Promotional single by Carly Pearce featuring Patty Loveless

from the album 29: Written in Stone
- Released: August 3, 2021
- Genre: Country
- Length: 3:40
- Label: Big Machine
- Songwriters: Brandy Clark; Carly Pearce; Shane McAnally;
- Producers: Shane McAnally; Josh Osborne;

= Dear Miss Loretta =

"Dear Miss Loretta" is a song recorded by American country music artist Carly Pearce and features Patty Loveless. It was released on August 3, 2021, as a promotional single from her third studio album 29: Written in Stone. Pearce co-wrote the song with Brandy Clark and Shane McAnally. The song is a tribute to pioneering country singer-songwriter Loretta Lynn, who died on October 4, 2022.

==Background==
The song was released on August 3, 2021, to coincide with the album announcement.

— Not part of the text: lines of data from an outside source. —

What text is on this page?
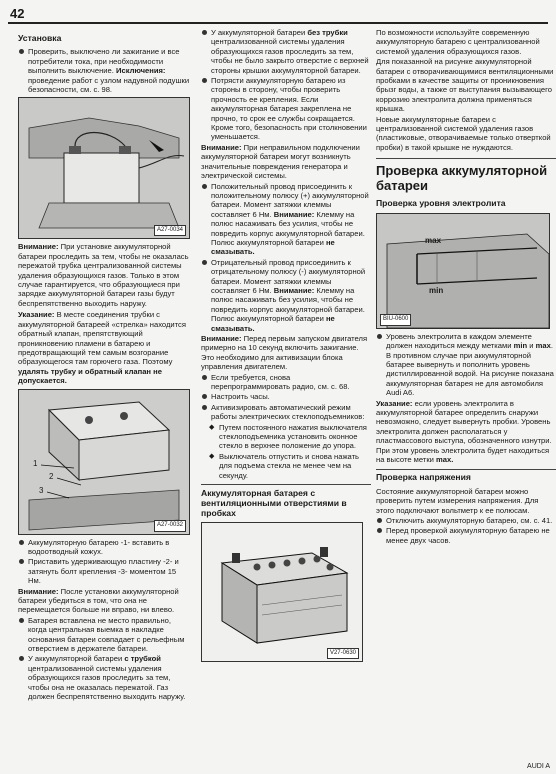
42
Установка
Проверить, выключено ли зажигание и все потребители тока, при необходимости выполнить выключение. Исключения: проведение работ с узлом надувной подушки безопасности, см. с. 98.
A27-0034
Внимание: При установке аккумуляторной батареи проследить за тем, чтобы не оказалась пережатой трубка централизованной системы удаления образующихся газов. Только в этом случае гарантируется, что образующиеся при зарядке аккумуляторной батареи газы будут беспрепятственно выходить наружу.
Указание: В месте соединения трубки с аккумуляторной батареей «стрелка» находится обратный клапан, препятствующий проникновению пламени в батарею и предотвращающий тем самым возгорание образующегося там горючего газа. Поэтому удалять трубку и обратный клапан не допускается.
1
2
3
A27-0032
Аккумуляторную батарею -1- вставить в водоотводный кожух.
Приставить удерживающую пластину -2- и затянуть болт крепления -3- моментом 15 Нм.
Внимание: После установки аккумуляторной батареи убедиться в том, что она не перемещается больше ни вправо, ни влево.
Батарея вставлена не место правильно, когда центральная выемка в накладке основания батареи совпадает с рельефным отверстием в держателе батареи.
У аккумуляторной батареи с трубкой централизованной системы удаления образующихся газов проследить за тем, чтобы она не оказалась пережатой. Газ должен беспрепятственно выходить наружу.
У аккумуляторной батареи без трубки централизованной системы удаления образующихся газов проследить за тем, чтобы не было закрыто отверстие с верхней стороны крышки аккумуляторной батареи.
Потрясти аккумуляторную батарею из стороны в сторону, чтобы проверить прочность ее крепления. Если аккумуляторная батарея закреплена не прочно, то срок ее службы сокращается. Кроме того, безопасность при столкновении уменьшается.
Внимание: При неправильном подключении аккумуляторной батареи могут возникнуть значительные повреждения генератора и электрической системы.
Положительный провод присоединить к положительному полюсу (+) аккумуляторной батареи. Момент затяжки клеммы составляет 6 Нм. Внимание: Клемму на полюс насаживать без усилия, чтобы не повредить корпус аккумуляторной батареи. Полюс аккумуляторной батареи не смазывать.
Отрицательный провод присоединить к отрицательному полюсу (-) аккумуляторной батареи. Момент затяжки клеммы составляет 6 Нм. Внимание: Клемму на полюс насаживать без усилия, чтобы не повредить корпус аккумуляторной батареи. Полюс аккумуляторной батареи не смазывать.
Внимание: Перед первым запуском двигателя примерно на 10 секунд включить зажигание. Это необходимо для активизации блока управления двигателем.
Если требуется, снова перепрограммировать радио, см. с. 68.
Настроить часы.
Активизировать автоматический режим работы электрических стеклоподъемников:
◆ Путем постоянного нажатия выключателя стеклоподъемника установить оконное стекло в верхнее положение до упора.
◆ Выключатель отпустить и снова нажать для подъема стекла не менее чем на секунду.
Аккумуляторная батарея с вентиляционными отверстиями в пробках
V27-0630
По возможности используйте современную аккумуляторную батарею с централизованной системой удаления образующихся газов.
Для показанной на рисунке аккумуляторной батареи с отворачивающимися вентиляционными пробками в качестве защиты от проникновения брызг воды, а также от выступания вызывающего коррозию электролита должна применяться крышка.
Новые аккумуляторные батареи с централизованной системой удаления газов (пластиковые, отворачиваемые только отверткой пробки) в такой крышке не нуждаются.
Проверка аккумуляторной батареи
Проверка уровня электролита
max
min
BIU-0600
Уровень электролита в каждом элементе должен находиться между метками min и max. В противном случае при аккумуляторной батарее вывернуть и пополнить уровень дистиллированной водой. На рисунке показана аккумуляторная батарея не для автомобиля Audi A6.
Указание: если уровень электролита в аккумуляторной батарее определить снаружи невозможно, следует вывернуть пробки. Уровень электролита должен располагаться у пластмассового выступа, обозначенного изнутри. При этом уровень электролита будет находиться на высоте метки max.
Проверка напряжения
Состояние аккумуляторной батареи можно проверить путем измерения напряжения. Для этого подключают вольтметр к ее полюсам.
Отключить аккумуляторную батарею, см. с. 41.
Перед проверкой аккумуляторную батарею не менее двух часов.
AUDI A
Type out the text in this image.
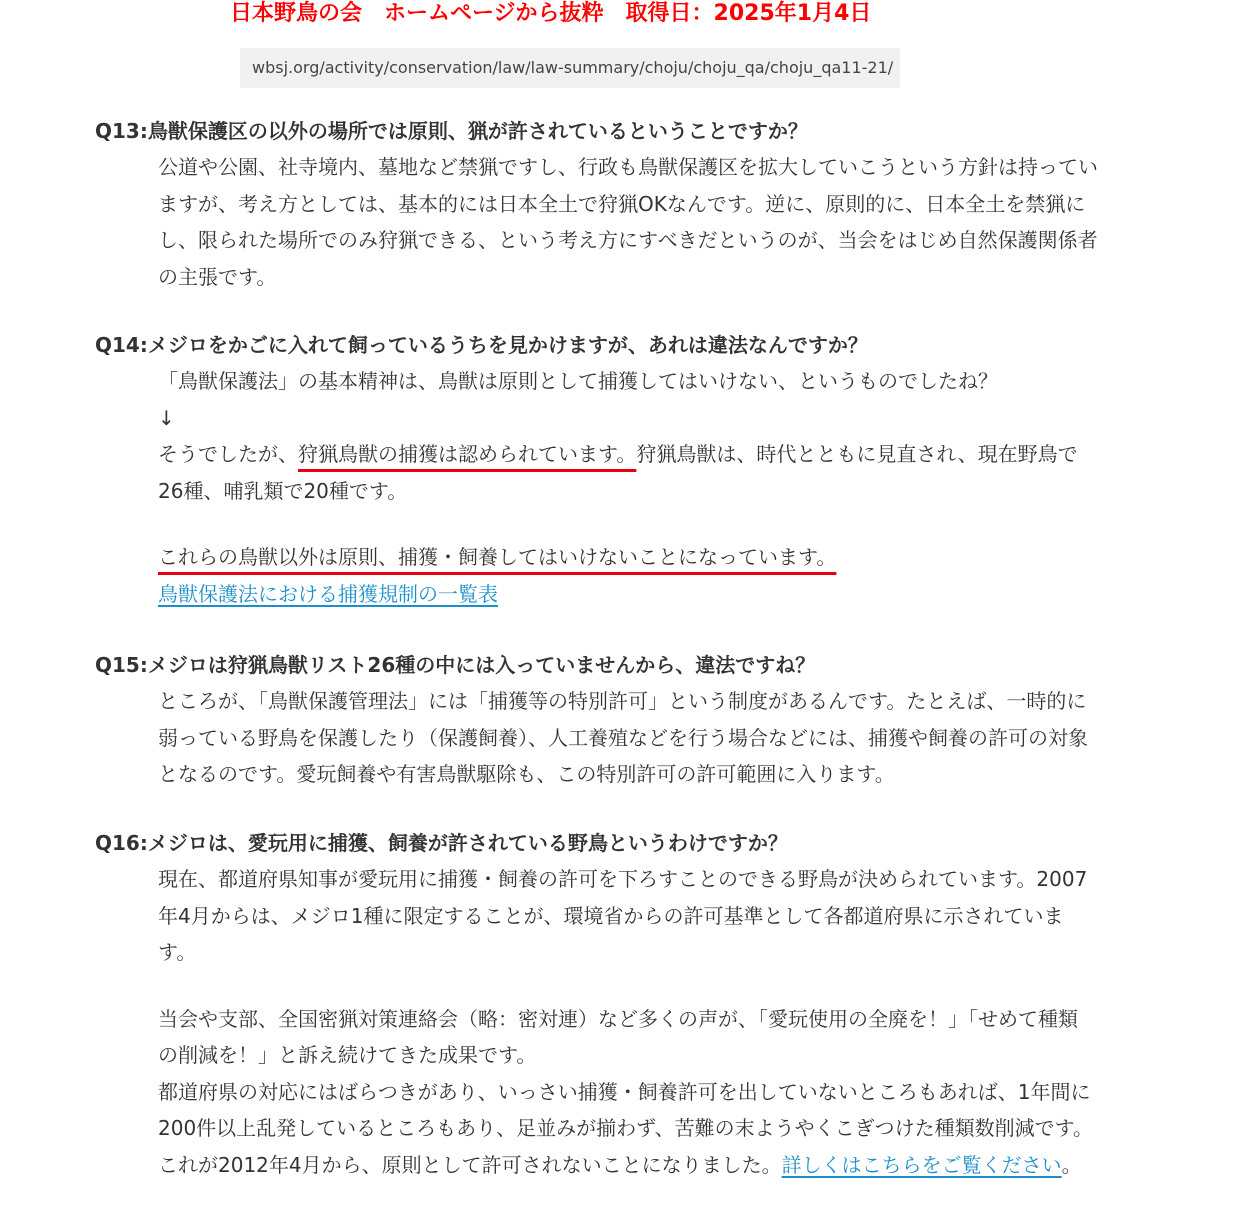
日本野鳥の会　ホームページから抜粋　取得日：2025年1月4日
wbsj.org/activity/conservation/law/law-summary/choju/choju_qa/choju_qa11-21/
Q13:鳥獣保護区の以外の場所では原則、猟が許されているということですか？
公道や公園、社寺境内、墓地など禁猟ですし、行政も鳥獣保護区を拡大していこうという方針は持ってい
ますが、考え方としては、基本的には日本全土で狩猟OKなんです。逆に、原則的に、日本全土を禁猟に
し、限られた場所でのみ狩猟できる、という考え方にすべきだというのが、当会をはじめ自然保護関係者
の主張です。
Q14:メジロをかごに入れて飼っているうちを見かけますが、あれは違法なんですか？
「鳥獣保護法」の基本精神は、鳥獣は原則として捕獲してはいけない、というものでしたね？
↓
そうでしたが、狩猟鳥獣の捕獲は認められています。狩猟鳥獣は、時代とともに見直され、現在野鳥で
26種、哺乳類で20種です。
これらの鳥獣以外は原則、捕獲・飼養してはいけないことになっています。
鳥獣保護法における捕獲規制の一覧表
Q15:メジロは狩猟鳥獣リスト26種の中には入っていませんから、違法ですね？
ところが、「鳥獣保護管理法」には「捕獲等の特別許可」という制度があるんです。たとえば、一時的に
弱っている野鳥を保護したり（保護飼養）、人工養殖などを行う場合などには、捕獲や飼養の許可の対象
となるのです。愛玩飼養や有害鳥獣駆除も、この特別許可の許可範囲に入ります。
Q16:メジロは、愛玩用に捕獲、飼養が許されている野鳥というわけですか？
現在、都道府県知事が愛玩用に捕獲・飼養の許可を下ろすことのできる野鳥が決められています。2007
年4月からは、メジロ1種に限定することが、環境省からの許可基準として各都道府県に示されていま
す。
当会や支部、全国密猟対策連絡会（略：密対連）など多くの声が、「愛玩使用の全廃を！」「せめて種類
の削減を！」と訴え続けてきた成果です。
都道府県の対応にはばらつきがあり、いっさい捕獲・飼養許可を出していないところもあれば、1年間に
200件以上乱発しているところもあり、足並みが揃わず、苦難の末ようやくこぎつけた種類数削減です。
これが2012年4月から、原則として許可されないことになりました。詳しくはこちらをご覧ください。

The track is framed as a discussion between Pearce and Loretta Lynn, with Pearce celebrating the honesty in Lynn's songwriting and the parallels between their lives in rural Appalachia. The song' chorus references one of Lynn's signature hits "Coal Miner's Daughter".

Loveless' inclusion on the track was not originally what Pearce had intended. When she performed the song on the Grand Ole Opry for the first time, Loveless happened to be watching the livestream at home and contacted her to express her appreciation. Pearce then invited her to appear on another track on the album but Loveless declined, stating that the song Pearce had pitched to her didn't feel right. Loveless then suggested "Dear Miss Loretta", as Pearce's performance of the song on the Opry had moved her. Loveless recorded her parts of the song with her husband and producer Emory Gordy Jr. and Pearce was shocked to find that she had contributed an entire verse, stating "she had sung way more than I ever thought in a million years she would and it was the greatest thing I have ever heard in my life."

Pearce thought it was fitting to include her "childhood idol" Loveless on the song because both artists come from Kentucky and share a deep affection for Lynn, who also comes from Kentucky. In an interview with Taste Of Country, Pearce expressed her appreciation for Loveless stating "to hear Patty Loveless sing your words, there’s no way to describe that sensation. Her voice is Appalachia, those mountains and hollers are country music. To think, a year ago, I was asking myself, ‘What would Patty Loveless do?’ thinking about all her songs, how smart and sassy she always was... and now she's on one of mine."

Discussing the genesis of the song and her admiration of Lynn, Pearce explained "I’ve always loved her, but it wasn’t until the last year that I really FELT what she’s sang about all these years— and just how much we really do have in common. Thank you Loretta Lynn for making me feel like it’s okay to write my truth and be unashamed just like you." The song references the similarities between Lynn's and Pearce's life, with Pearce comparing her divorce from Michael Ray to Lynn's turbulent relationship with her husband Doo.

==Live performances==
Pearce debuted the song at the Grand Ole Opry on March 20, 2021. The day after Lynn's death on October 4, 2022, Pearce returned to the Opry to perform the song and played a voicemail she had received from Lynn telling her how much she loved it.

On August 25, 2021, Pearce performed the song at the 14th Academy of Country Music Honors to celebrate Lynn, who received the Poet's Award.

As a tribute to Lynn, Pearce performed the song on November 9, 2022, at the 56th Annual Country Music Association Awards with Ricky Skaggs, Sonya Isaacs and Jenee Fleenor.